One way to do this is by considering the parametric form of the curve: $(x,y)(t) = (1 + \log t, t^2 + 2)$, so $(x,y)'(t) = (\frac{1}{t}, 2t)$ We need to find the value of $t$ when $(x,y)(t) = (1 + \log t, t^2 + 2) = (1,3)$, from where we deduce $t=1$. The tangent line at $(1,3)$ has direction vector $(x,y)'(1) = (1,2)$, and since it passes by the point $(1,3)$ its parametric equation is given by: $s \mapsto (1,2)t + (1,3)$.
Another way (I suppose this is eliminating the parameter) would be to express $y$ in terms of $x$ (this can't be done for any curve, but in this case it is possible).
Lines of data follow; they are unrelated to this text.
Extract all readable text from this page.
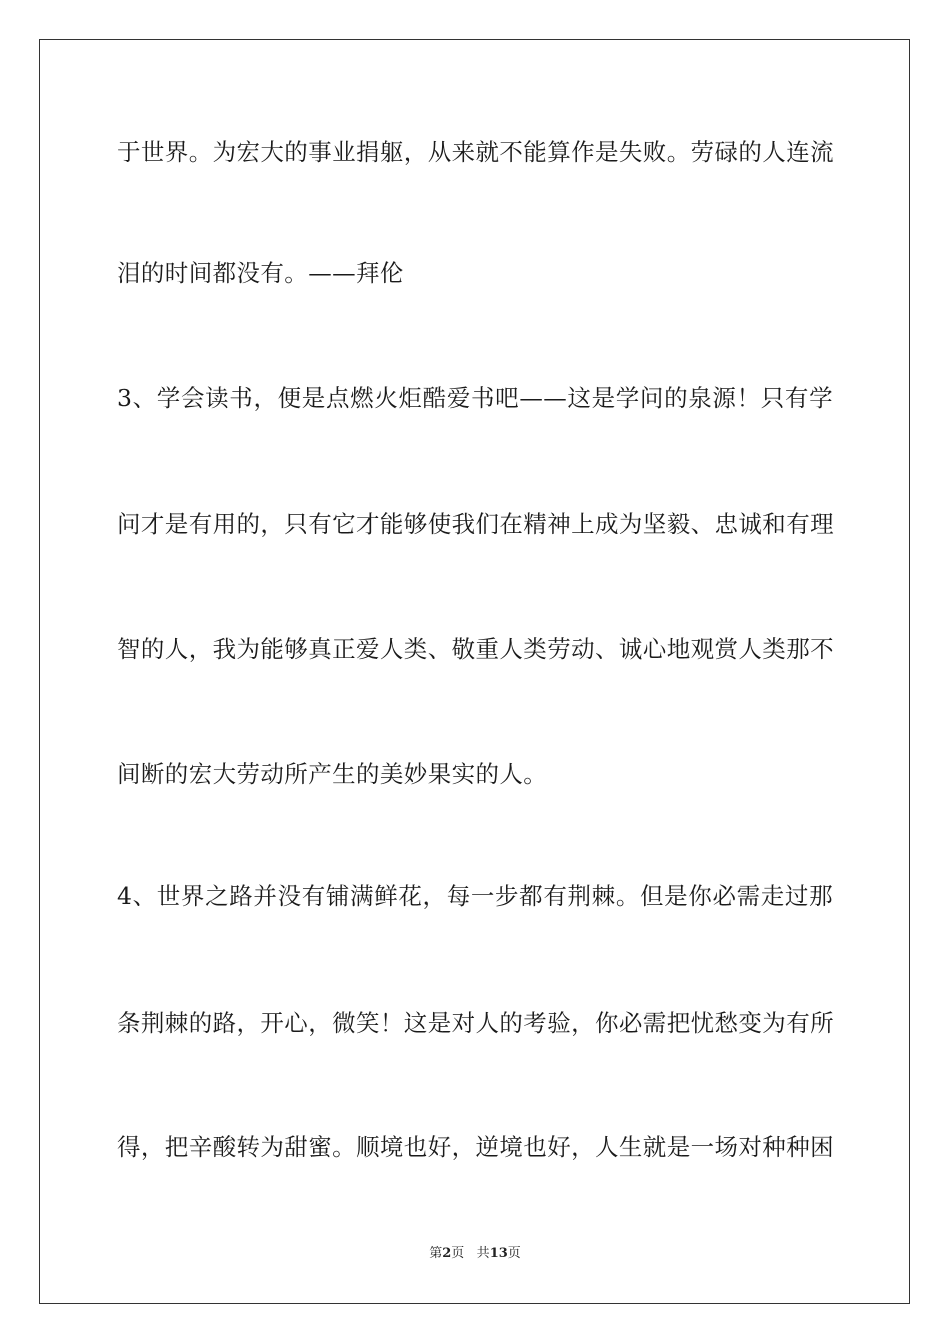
于世界。为宏大的事业捐躯，从来就不能算作是失败。劳碌的人连流
泪的时间都没有。——拜伦
3、学会读书，便是点燃火炬酷爱书吧——这是学问的泉源！只有学
问才是有用的，只有它才能够使我们在精神上成为坚毅、忠诚和有理
智的人，我为能够真正爱人类、敬重人类劳动、诚心地观赏人类那不
间断的宏大劳动所产生的美妙果实的人。
4、世界之路并没有铺满鲜花，每一步都有荆棘。但是你必需走过那
条荆棘的路，开心，微笑！这是对人的考验，你必需把忧愁变为有所
得，把辛酸转为甜蜜。顺境也好，逆境也好，人生就是一场对种种困
第2页 共13页
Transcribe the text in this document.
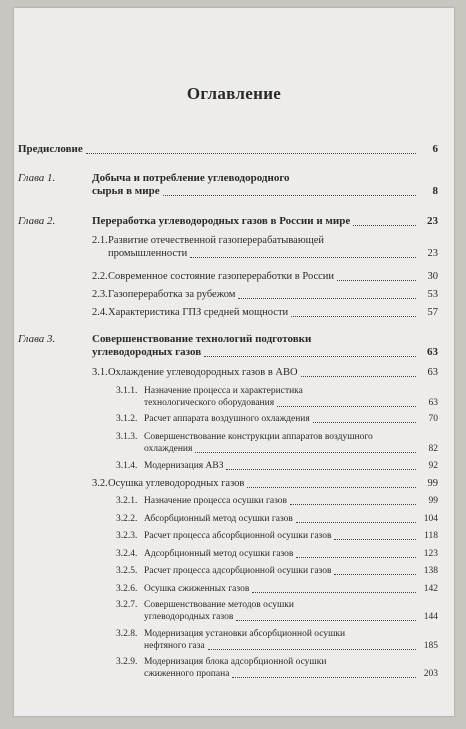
Оглавление
Предисловие	6
Глава 1.	Добыча и потребление углеводородного
сырья в мире	8
Глава 2.	Переработка углеводородных газов в России и мире	23
2.1. Развитие отечественной газоперерабатывающей
промышленности	23
2.2. Современное состояние газопереработки в России	30
2.3. Газопереработка за рубежом	53
2.4. Характеристика ГПЗ средней мощности	57
Глава 3.	Совершенствование технологий подготовки
углеводородных газов	63
3.1. Охлаждение углеводородных газов в АВО	63
3.1.1. Назначение процесса и характеристика
технологического оборудования	63
3.1.2. Расчет аппарата воздушного охлаждения	70
3.1.3. Совершенствование конструкции аппаратов воздушного
охлаждения	82
3.1.4. Модернизация АВЗ	92
3.2. Осушка углеводородных газов	99
3.2.1. Назначение процесса осушки газов	99
3.2.2. Абсорбционный метод осушки газов	104
3.2.3. Расчет процесса абсорбционной осушки газов	118
3.2.4. Адсорбционный метод осушки газов	123
3.2.5. Расчет процесса адсорбционной осушки газов	138
3.2.6. Осушка сжиженных газов	142
3.2.7. Совершенствование методов осушки
углеводородных газов	144
3.2.8. Модернизация установки абсорбционной осушки
нефтяного газа	185
3.2.9. Модернизация блока адсорбционной осушки
сжиженного пропана	203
We solve for $t$: $x = 1 + \log x \Rightarrow x = e^{x-1}$, so $y = t^2 + 2 = (e^{x-1})^2 + 2 = e^{2x-2} + 2$. The tangent line has slope $\frac{dy}{dx}=y_x$ evaluated at $1$: we have $y_x=2e^{2x-2}$ and $y_x(1)=2e^0 = 2$, so it the line has equation $y=2x +b$. Also, it passes by the point $(1,3)$, so we can solve for $b$: $3 = 2 \cdot 1 + b \Rightarrow b = 1$. Then, the equation of the tangent line is $y = 2x + 1$.
Note that $s \mapsto (1,2)t + (1,3)$ and $y = 2x + 1$ are the same line, expressed in different forms.